Страница 23 из 59
Маленькие фигурки двигались по «экрану», звуку недоставало громкости, но показывало!
Передо мной оказалась небольшая комната с увешанными яркими ковриками стенами. На широкой лавке у стрельчатого окна, раскрытого по случаю жаркой погоды, сидела девица.
— Василиса Прекрасная, — шепнула старушка.
Ой, мамочка родная! Да уж, мне до этой красавицы однозначно далеко (к счастью)! Таких как я надо бы собрать штуки четыре, а то и все пять. Нет, она очень привлекательна на личико. Нежная белоснежная кожа, яркие синие глазищи, розовые щёки, тёмные собольи брови и длиннющие ресницы. Толстая коса, перекинута через плечо и покоится на неохватной груди.
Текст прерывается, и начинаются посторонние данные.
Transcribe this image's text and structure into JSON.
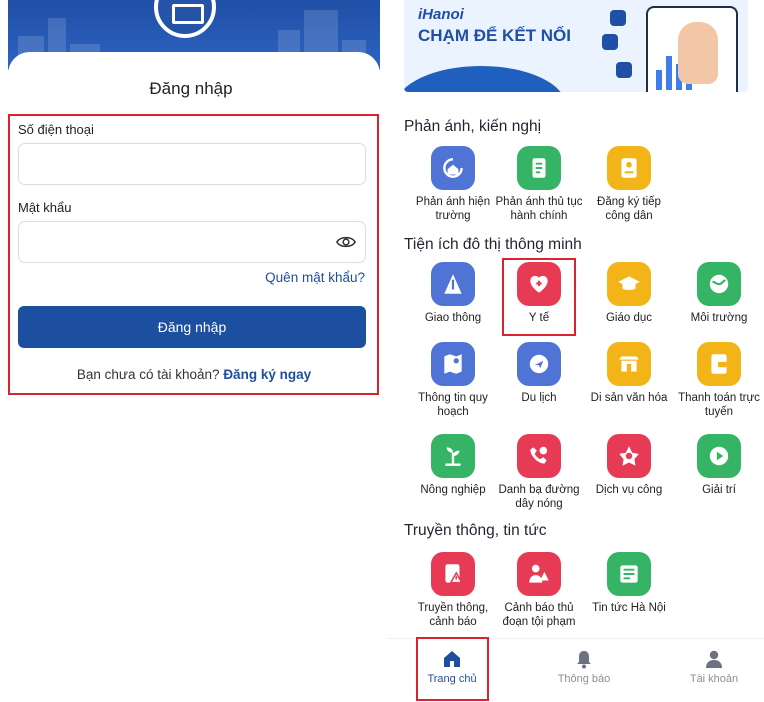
{
  "login": {
    "title": "Đăng nhập",
    "phone_label": "Số điện thoại",
    "phone_value": "",
    "password_label": "Mật khẩu",
    "password_value": "",
    "forgot": "Quên mật khẩu?",
    "submit": "Đăng nhập",
    "no_account": "Bạn chưa có tài khoản?",
    "signup": "Đăng ký ngay"
  },
  "banner": {
    "brand": "iHanoi",
    "slogan": "CHẠM ĐỂ KẾT NỐI"
  },
  "sections": [
    {
      "title": "Phản ánh, kiến nghị",
      "items": [
        {
          "label": "Phản ánh hiện trường",
          "icon": "refresh-house-icon",
          "color": "#4f74d6"
        },
        {
          "label": "Phản ánh thủ tục hành chính",
          "icon": "document-icon",
          "color": "#34b464"
        },
        {
          "label": "Đăng ký tiếp công dân",
          "icon": "id-card-icon",
          "color": "#f2b417"
        }
      ]
    },
    {
      "title": "Tiện ích đô thị thông minh",
      "items": [
        {
          "label": "Giao thông",
          "icon": "traffic-icon",
          "color": "#4f74d6"
        },
        {
          "label": "Y tế",
          "icon": "heart-plus-icon",
          "color": "#e63a55"
        },
        {
          "label": "Giáo dục",
          "icon": "graduation-cap-icon",
          "color": "#f2b417"
        },
        {
          "label": "Môi trường",
          "icon": "globe-leaf-icon",
          "color": "#34b464"
        },
        {
          "label": "Thông tin quy hoạch",
          "icon": "map-pin-icon",
          "color": "#4f74d6"
        },
        {
          "label": "Du lịch",
          "icon": "globe-plane-icon",
          "color": "#4f74d6"
        },
        {
          "label": "Di sản văn hóa",
          "icon": "temple-icon",
          "color": "#f2b417"
        },
        {
          "label": "Thanh toán trực tuyến",
          "icon": "wallet-icon",
          "color": "#f2b417"
        },
        {
          "label": "Nông nghiệp",
          "icon": "plant-icon",
          "color": "#34b464"
        },
        {
          "label": "Danh bạ đường dây nóng",
          "icon": "phone-chat-icon",
          "color": "#e63a55"
        },
        {
          "label": "Dịch vụ công",
          "icon": "star-knot-icon",
          "color": "#e63a55"
        },
        {
          "label": "Giải trí",
          "icon": "play-icon",
          "color": "#34b464"
        }
      ]
    },
    {
      "title": "Truyền thông, tin tức",
      "items": [
        {
          "label": "Truyền thông, cảnh báo",
          "icon": "warning-doc-icon",
          "color": "#e63a55"
        },
        {
          "label": "Cảnh báo thủ đoạn tội phạm",
          "icon": "alert-person-icon",
          "color": "#e63a55"
        },
        {
          "label": "Tin tức Hà Nội",
          "icon": "news-icon",
          "color": "#34b464"
        }
      ]
    }
  ],
  "nav": [
    {
      "label": "Trang chủ",
      "icon": "home-icon",
      "active": true
    },
    {
      "label": "Thông báo",
      "icon": "bell-icon",
      "active": false
    },
    {
      "label": "Tài khoản",
      "icon": "user-icon",
      "active": false
    }
  ],
  "colors": {
    "primary": "#1d4fa0",
    "highlight": "#d9232d",
    "blue": "#4f74d6",
    "green": "#34b464",
    "yellow": "#f2b417",
    "red": "#e63a55"
  }
}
Благодаря молодости, девица выглядела очень неплохо, но мне стало страшно, что будет с ней лет через пять! Она превратится в нечто вроде свиноматки, если не прекратит жрать так, как сейчас.
На столе перед царевной расставлено не меньше десятка разных блюд, фрукты только на одном. Зато огромных «пирожков» не меряно. Такой один съешь — на неделю наелся, а царевна, причмокивая, чавкая и облизывая после каждого жирные пальцы, поглощала их один за другим.
Крутившиеся рядом женщины то подставляли Василисе Прекрасной тарелки, то утирали коралловый ротик, и приговаривали, приговаривали сладкими как патока голосами. Слушать тошно! И красавица она, и светик ясный, и… Короче от этого зрелища мое личико перекосило, словно лимон съела целиком без сахара.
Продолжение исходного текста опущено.